Page views per a minute per make on a normal Sunday. This is the Banana panel (histogram) that supports grouping by a separate Solr field (in this case, make).
This is the query that generates the above plot (note timestamps are actually in GMT):
q=*%3A*&df=id&wt=json&rows=100000&fq=timestamp:[2015–02–01T22:00:00.000Z%20TO%202015–02–02T05:00:00.000Z]&fl=timestamp count&group=true&group.field=make&group.limit=100000&fq=aggregationType:PVCURR –make:EMPTY
You then can choose how often you wish Banana to query Solr for updates and voila, you have your streaming near real-time dashboard!
So you might be skeptical that we would actually see detectable differences to make and make model specific pages during the Super Bowl. Would people really visit Edmunds.com while the game is happening? Well, compare the previous snapshot to the snapshot below, which is for 16:00 to 21:00 on Super Bowl Sunday 2015 (on Feb. 1).

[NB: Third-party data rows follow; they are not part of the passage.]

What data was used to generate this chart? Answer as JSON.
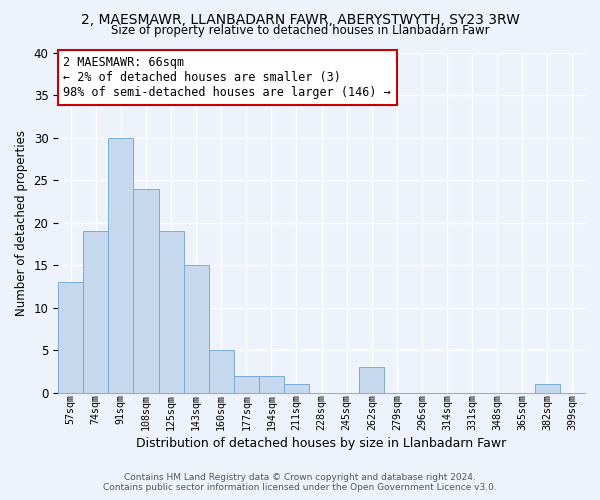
{
  "title": "2, MAESMAWR, LLANBADARN FAWR, ABERYSTWYTH, SY23 3RW",
  "subtitle": "Size of property relative to detached houses in Llanbadarn Fawr",
  "xlabel": "Distribution of detached houses by size in Llanbadarn Fawr",
  "ylabel": "Number of detached properties",
  "bar_color": "#c5d8ee",
  "bar_edge_color": "#7aadd4",
  "background_color": "#eef2fb",
  "plot_background": "#eef2fb",
  "categories": [
    "57sqm",
    "74sqm",
    "91sqm",
    "108sqm",
    "125sqm",
    "143sqm",
    "160sqm",
    "177sqm",
    "194sqm",
    "211sqm",
    "228sqm",
    "245sqm",
    "262sqm",
    "279sqm",
    "296sqm",
    "314sqm",
    "331sqm",
    "348sqm",
    "365sqm",
    "382sqm",
    "399sqm"
  ],
  "values": [
    13,
    19,
    30,
    24,
    19,
    15,
    5,
    2,
    2,
    1,
    0,
    0,
    3,
    0,
    0,
    0,
    0,
    0,
    0,
    1,
    0
  ],
  "ylim": [
    0,
    40
  ],
  "yticks": [
    0,
    5,
    10,
    15,
    20,
    25,
    30,
    35,
    40
  ],
  "annotation_title": "2 MAESMAWR: 66sqm",
  "annotation_line1": "← 2% of detached houses are smaller (3)",
  "annotation_line2": "98% of semi-detached houses are larger (146) →",
  "annotation_box_edge": "#cc0000",
  "annotation_box_face": "#ffffff",
  "footer1": "Contains HM Land Registry data © Crown copyright and database right 2024.",
  "footer2": "Contains public sector information licensed under the Open Government Licence v3.0."
}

Super Bowl Sunday page views per a minute. Note the peaks which blow the normal noise maximum of 450 out of the water!
Super Bowl XLIX took place from 3:30pm PST to 7:30pm PST and as you can see as compared to normal site traffic there are huge spikes up to around 5500 page views for Lexus near half time. This is as compared to around 150 page views on a normal Sunday evening. No statistical tests are needed to determine if those are significant increases!
Let’s look at a specific instance. At around 5:55pm (unfortunately we do not have exact times of when the commercials aired), there was a Kia Sorento commercial that featured Pierce Brosnan in a James Bond spoof. Kia is a much less popular make on Edmunds.com in general, so we see a much smaller increase in unique visitors to Kia pages – going up to around 1,049 unique visitors at its peak at 6:10pm. This commercial, however, meant that Kia Sorento finished as the third-most viewed model for the day.

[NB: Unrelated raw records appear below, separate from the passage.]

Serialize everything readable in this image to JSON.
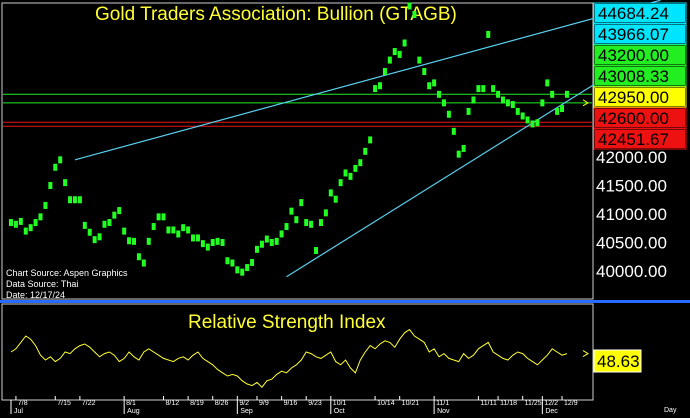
{
  "chart_data": [
    {
      "type": "scatter",
      "title": "Gold Traders Association: Bullion (GTAGB)",
      "ylim": [
        39800,
        44800
      ],
      "yticks": [
        "40000.00",
        "40500.00",
        "41000.00",
        "41500.00",
        "42000.00"
      ],
      "levels": [
        {
          "label": "44684.24",
          "value": 44684.24,
          "bg": "#00e5ff",
          "fg": "#000000"
        },
        {
          "label": "43966.07",
          "value": 43966.07,
          "bg": "#00e5ff",
          "fg": "#000000"
        },
        {
          "label": "43200.00",
          "value": 43200.0,
          "bg": "#22ee22",
          "fg": "#000000"
        },
        {
          "label": "43008.33",
          "value": 43008.33,
          "bg": "#22ee22",
          "fg": "#000000"
        },
        {
          "label": "42950.00",
          "value": 42950.0,
          "bg": "#ffff00",
          "fg": "#000000"
        },
        {
          "label": "42600.00",
          "value": 42600.0,
          "bg": "#ee1111",
          "fg": "#000000"
        },
        {
          "label": "42451.67",
          "value": 42451.67,
          "bg": "#ee1111",
          "fg": "#000000"
        }
      ],
      "hlines": [
        {
          "value": 43100,
          "color": "#22ee22"
        },
        {
          "value": 42950,
          "color": "#22ee22"
        },
        {
          "value": 42610,
          "color": "#ee1111"
        },
        {
          "value": 42540,
          "color": "#ee1111"
        }
      ],
      "trendlines": [
        {
          "x1": 13,
          "y1": 41950,
          "x2": 132,
          "y2": 44750,
          "color": "#5ad0f0"
        },
        {
          "x1": 56,
          "y1": 39900,
          "x2": 132,
          "y2": 44000,
          "color": "#5ad0f0"
        }
      ],
      "x_dates": [
        "7/8",
        "7/15",
        "7/22",
        "8/1",
        "8/12",
        "8/19",
        "8/26",
        "9/2",
        "9/9",
        "9/16",
        "9/23",
        "10/1",
        "10/14",
        "10/21",
        "11/1",
        "11/11",
        "11/18",
        "11/25",
        "12/2",
        "12/9"
      ],
      "x_date_index": [
        1,
        9,
        14,
        23,
        31,
        36,
        41,
        46,
        50,
        55,
        60,
        65,
        74,
        79,
        86,
        95,
        99,
        104,
        108,
        112
      ],
      "x_months": [
        "Jul",
        "Aug",
        "Sep",
        "Oct",
        "Nov",
        "Dec"
      ],
      "x_month_index": [
        0,
        23,
        46,
        65,
        86,
        108
      ],
      "x_unit": "Day",
      "points": [
        [
          0,
          40850
        ],
        [
          1,
          40820
        ],
        [
          2,
          40870
        ],
        [
          3,
          40700
        ],
        [
          4,
          40760
        ],
        [
          5,
          40850
        ],
        [
          6,
          40950
        ],
        [
          7,
          41150
        ],
        [
          8,
          41500
        ],
        [
          9,
          41820
        ],
        [
          10,
          41950
        ],
        [
          11,
          41550
        ],
        [
          12,
          41250
        ],
        [
          13,
          41250
        ],
        [
          14,
          41250
        ],
        [
          15,
          40800
        ],
        [
          16,
          40680
        ],
        [
          17,
          40550
        ],
        [
          18,
          40600
        ],
        [
          19,
          40820
        ],
        [
          20,
          40850
        ],
        [
          21,
          40980
        ],
        [
          22,
          41060
        ],
        [
          23,
          40700
        ],
        [
          24,
          40530
        ],
        [
          25,
          40520
        ],
        [
          26,
          40250
        ],
        [
          27,
          40140
        ],
        [
          28,
          40520
        ],
        [
          29,
          40780
        ],
        [
          30,
          40950
        ],
        [
          31,
          40950
        ],
        [
          32,
          40720
        ],
        [
          33,
          40720
        ],
        [
          34,
          40650
        ],
        [
          35,
          40760
        ],
        [
          36,
          40720
        ],
        [
          37,
          40580
        ],
        [
          38,
          40580
        ],
        [
          39,
          40480
        ],
        [
          40,
          40420
        ],
        [
          41,
          40500
        ],
        [
          42,
          40520
        ],
        [
          43,
          40500
        ],
        [
          44,
          40180
        ],
        [
          45,
          40140
        ],
        [
          46,
          40020
        ],
        [
          47,
          39980
        ],
        [
          48,
          40060
        ],
        [
          49,
          40150
        ],
        [
          50,
          40380
        ],
        [
          51,
          40470
        ],
        [
          52,
          40560
        ],
        [
          53,
          40500
        ],
        [
          54,
          40520
        ],
        [
          55,
          40650
        ],
        [
          56,
          40780
        ],
        [
          57,
          41050
        ],
        [
          58,
          40900
        ],
        [
          59,
          41200
        ],
        [
          60,
          40850
        ],
        [
          61,
          40820
        ],
        [
          62,
          40360
        ],
        [
          63,
          40850
        ],
        [
          64,
          41020
        ],
        [
          65,
          41370
        ],
        [
          66,
          41260
        ],
        [
          67,
          41550
        ],
        [
          68,
          41720
        ],
        [
          69,
          41660
        ],
        [
          70,
          41800
        ],
        [
          71,
          41900
        ],
        [
          72,
          42100
        ],
        [
          73,
          42300
        ],
        [
          74,
          43200
        ],
        [
          75,
          43250
        ],
        [
          76,
          43500
        ],
        [
          77,
          43700
        ],
        [
          78,
          43850
        ],
        [
          79,
          43800
        ],
        [
          80,
          44000
        ],
        [
          81,
          44650
        ],
        [
          82,
          44500
        ],
        [
          83,
          43700
        ],
        [
          84,
          43500
        ],
        [
          85,
          43250
        ],
        [
          86,
          43300
        ],
        [
          87,
          43100
        ],
        [
          88,
          42950
        ],
        [
          89,
          42750
        ],
        [
          90,
          42450
        ],
        [
          91,
          42050
        ],
        [
          92,
          42150
        ],
        [
          93,
          42800
        ],
        [
          94,
          43000
        ],
        [
          95,
          43200
        ],
        [
          96,
          43200
        ],
        [
          97,
          44150
        ],
        [
          98,
          43200
        ],
        [
          99,
          43100
        ],
        [
          100,
          43000
        ],
        [
          101,
          42950
        ],
        [
          102,
          42920
        ],
        [
          103,
          42800
        ],
        [
          104,
          42720
        ],
        [
          105,
          42650
        ],
        [
          106,
          42580
        ],
        [
          107,
          42600
        ],
        [
          108,
          42950
        ],
        [
          109,
          43300
        ],
        [
          110,
          43100
        ],
        [
          111,
          42800
        ],
        [
          112,
          42850
        ],
        [
          113,
          43100
        ]
      ]
    },
    {
      "type": "line",
      "title": "Relative Strength Index",
      "last_label": "48.63",
      "ylim": [
        20,
        80
      ],
      "values": [
        50,
        52,
        56,
        60,
        58,
        54,
        48,
        45,
        47,
        44,
        46,
        50,
        49,
        52,
        54,
        55,
        53,
        50,
        47,
        49,
        50,
        48,
        44,
        46,
        50,
        47,
        45,
        50,
        52,
        50,
        48,
        46,
        45,
        44,
        46,
        47,
        45,
        48,
        50,
        46,
        44,
        42,
        39,
        37,
        35,
        36,
        35,
        32,
        30,
        29,
        31,
        28,
        32,
        33,
        36,
        38,
        37,
        40,
        42,
        45,
        50,
        49,
        47,
        46,
        48,
        50,
        44,
        42,
        45,
        40,
        37,
        45,
        50,
        54,
        52,
        55,
        57,
        56,
        53,
        58,
        62,
        64,
        60,
        58,
        56,
        50,
        52,
        47,
        49,
        46,
        45,
        44,
        49,
        46,
        48,
        52,
        54,
        56,
        50,
        48,
        46,
        45,
        48,
        50,
        49,
        46,
        44,
        42,
        45,
        48,
        52,
        50,
        48,
        49
      ]
    }
  ]
}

Kia unique visitors per 5 minutes. Notice the peak at 6:10 to 1049 unique visitors.
Kia Sorento unique visitors per 5 minutes. Note the increase at 6:10 to 923 unique visitors.
Kia Sorento cumulative unique visitors. Note the huge increase at 6:10 which helped Kia Sorento finish as third-most visited model at Edmunds.com on Super Bowl Sunday.
As I have hopefully have demonstrated, the Spark Streaming prototype was a success and satisfied all of our requirements in being able to present near real time updates of unique visitors and page views to make and make model pages on Edmunds.com. The fact that the system was able to be put together in a tight timeframe and was reliable enough to be used on a live Super Bowl campaign is a testament to the conciseness and relative ease of the new way of thinking that is Spark. So, what are you waiting for?